Pour un nouveau contrat
Le président Yayi Boni rêve d’un nouveau contrat politique avec Patrice Talon. S’il avait l’opportunité, ce serait de demander à Patrice Talon d’organiser une messe d’action de grâce pour le remercier pour le pardon. Ou encore, c’est de suggérer à l’homme d’affaires de faire tenir un meeting de soutien pour sa réélection en s’inscrivant dans la nouvelle expression en vogue du côté de l’Exécutif et qui s’intitule : « Après nous, c’est nous ». Mais, comme Yayi Boni sait, à l’avance, que cette éventualité n’aboutirait jamais avec Patrice Talon, il ne veut pas prendre le risque de le laisser rentrer au pays avec toutes les garanties liées à la jouissance d’un passeport.

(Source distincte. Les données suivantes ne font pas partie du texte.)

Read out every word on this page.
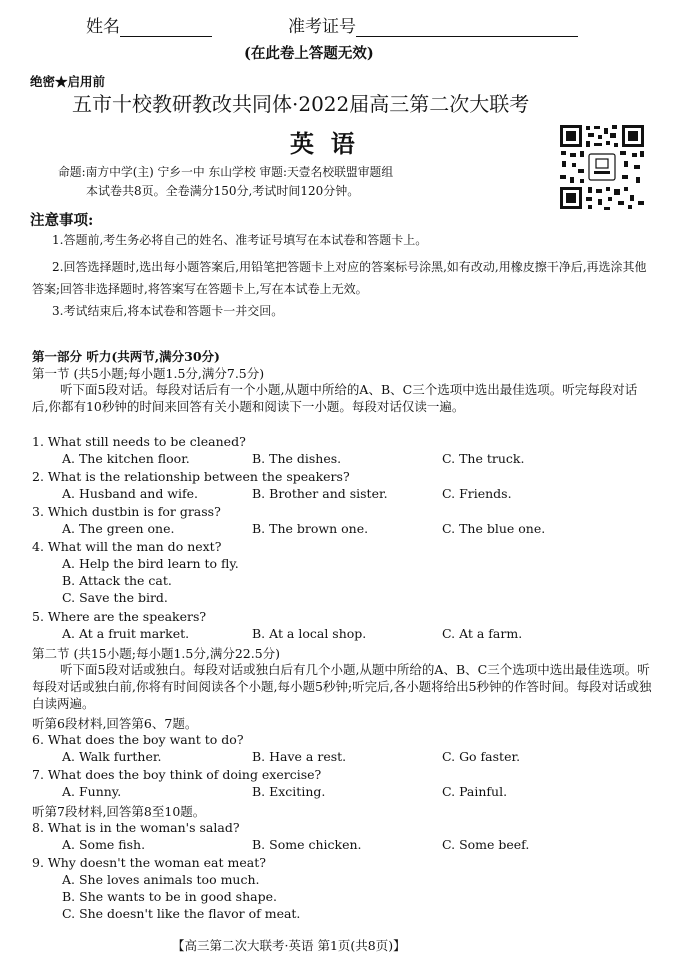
姓名	准考证号
(在此卷上答题无效)
绝密★启用前
五市十校教研教改共同体·2022届高三第二次大联考
英  语
命题:南方中学(主) 宁乡一中 东山学校 审题:天壹名校联盟审题组
本试卷共8页。全卷满分150分,考试时间120分钟。
注意事项:
1.答题前,考生务必将自己的姓名、准考证号填写在本试卷和答题卡上。
2.回答选择题时,选出每小题答案后,用铅笔把答题卡上对应的答案标号涂黑,如有改动,用橡皮擦干净后,再选涂其他答案;回答非选择题时,将答案写在答题卡上,写在本试卷上无效。
3.考试结束后,将本试卷和答题卡一并交回。
第一部分 听力(共两节,满分30分)
第一节 (共5小题;每小题1.5分,满分7.5分)
听下面5段对话。每段对话后有一个小题,从题中所给的A、B、C三个选项中选出最佳选项。听完每段对话后,你都有10秒钟的时间来回答有关小题和阅读下一小题。每段对话仅读一遍。
1. What still needs to be cleaned?
A. The kitchen floor.	B. The dishes.	C. The truck.
2. What is the relationship between the speakers?
A. Husband and wife.	B. Brother and sister.	C. Friends.
3. Which dustbin is for grass?
A. The green one.	B. The brown one.	C. The blue one.
4. What will the man do next?
A. Help the bird learn to fly.
B. Attack the cat.
C. Save the bird.
5. Where are the speakers?
A. At a fruit market.	B. At a local shop.	C. At a farm.
第二节 (共15小题;每小题1.5分,满分22.5分)
听下面5段对话或独白。每段对话或独白后有几个小题,从题中所给的A、B、C三个选项中选出最佳选项。听每段对话或独白前,你将有时间阅读各个小题,每小题5秒钟;听完后,各小题将给出5秒钟的作答时间。每段对话或独白读两遍。
听第6段材料,回答第6、7题。
6. What does the boy want to do?
A. Walk further.	B. Have a rest.	C. Go faster.
7. What does the boy think of doing exercise?
A. Funny.	B. Exciting.	C. Painful.
听第7段材料,回答第8至10题。
8. What is in the woman's salad?
A. Some fish.	B. Some chicken.	C. Some beef.
9. Why doesn't the woman eat meat?
A. She loves animals too much.
B. She wants to be in good shape.
C. She doesn't like the flavor of meat.
【高三第二次大联考·英语 第1页(共8页)】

Yayi Boni ne devrait pas avoir oublié cette réponse de Patrice Talon, àChristophe Boisbouvier sur Rfi. « Le président m’a sollicité pour que j’accompagne son nouveau projet politique en utilisant mes relations, mes moyens pour obtenir auprès de l’Assemblée nationale le nombre de députés qu’il faut pour voter ce genre de modifications qui nécessitent une majorité qualifiée. Mais j’ai résisté. Comme nous sommes des amis, j’ai pu quand même lui faire comprendre que ce n’était pas indiqué, que ce n’était pas faisable, que ce n’était pas bien. Et même si j’avais voulu, ça n’aurait pas marché. Le peuple béninois est attaché à sa démocratie.Donc, j’ai refusé. » Cette seule réponse suffit pour ne plus compter sur Patrice Talon dans les projets qui ne font pas avancer la démocratie béninoise. En l’absence d’un nouvel accord politique, point de passeport pour Patrice Talon. En lieu et place, les services de la police proposent le sauf-conduit. Ce document permettra seulement à Patrice Talon, certes, de revenir au pays, mais de ne pas jouir entièrement de son droit d’aller et de venir partout et au moment voulu. Si tant est que le pardon du chef de l’Etat est effectif et total, il ne devrait pas avoir de restriction pour la délivrance de son passeport. A la réalité, il n’y a point de raison qu’on ne délivre à Patrice Talon et à Olivier Bocco leurs passeports. En conséquence, tout comme le président de l’Assemblée nationale, Mathurin Coffi Nago, l’homme d’affaires, Patrice Talon est indésirable chez Yayi Boni.